One such application is the use of Exposure and Response Prevention (ERP) based approach to eating disorder treatment, for which there is a growing body of evidence. Exposure and Response Prevention is an empirically validated treatment approach based on classical conditioning and learning theory that targets learned fear responses that result in avoidant and compensatory behaviors. ERP is predicated upon learning through experience that feared consequences do not occur, and developing new non-fear associations. Using graded exposures to feared stimuli, exposures are designed to elicit emotional responses in the moment without allowing compensatory behaviors.

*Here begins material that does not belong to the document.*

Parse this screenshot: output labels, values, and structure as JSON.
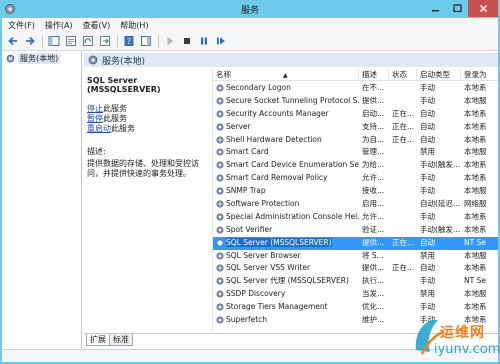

Designing appropriate therapeutic and dietary exposures can be challenging. We will present the rationale for using ERP in eating disorder treatment as part of a transdiagnostic approach, and present techniques for developing and using in vivo and imaginal therapeutic and dietary exposures in eating disorder treatment to help patients confront and habituate to feared situations in the safety of planned and structured exposures. We will review how to apply our understanding of neuropsychological functioning in eating disorders and anxiety in the service of providing safety and healing in the midst of threat.

Primary Presenter:
Norman Kim, PhD

Norman completed his B.A. at Yale and his Ph.D. in Clinical Psychology at UCLA, where he was the recipient of an individual National Research Service Award from the NIH. He has developed an expertise in treatment and assessment of psychiatrically complex populations with a particular focus on Eating Disorders, Trauma, and Bipolar Disorder. He is an advocate for eating disorder awareness, and has endeavored to develop a clinical approach that focuses on the exploration of meaning as a path to healing.  Norman is the National Director for Program Development for Reasons Eating Disorder Center and Center for Change in UT.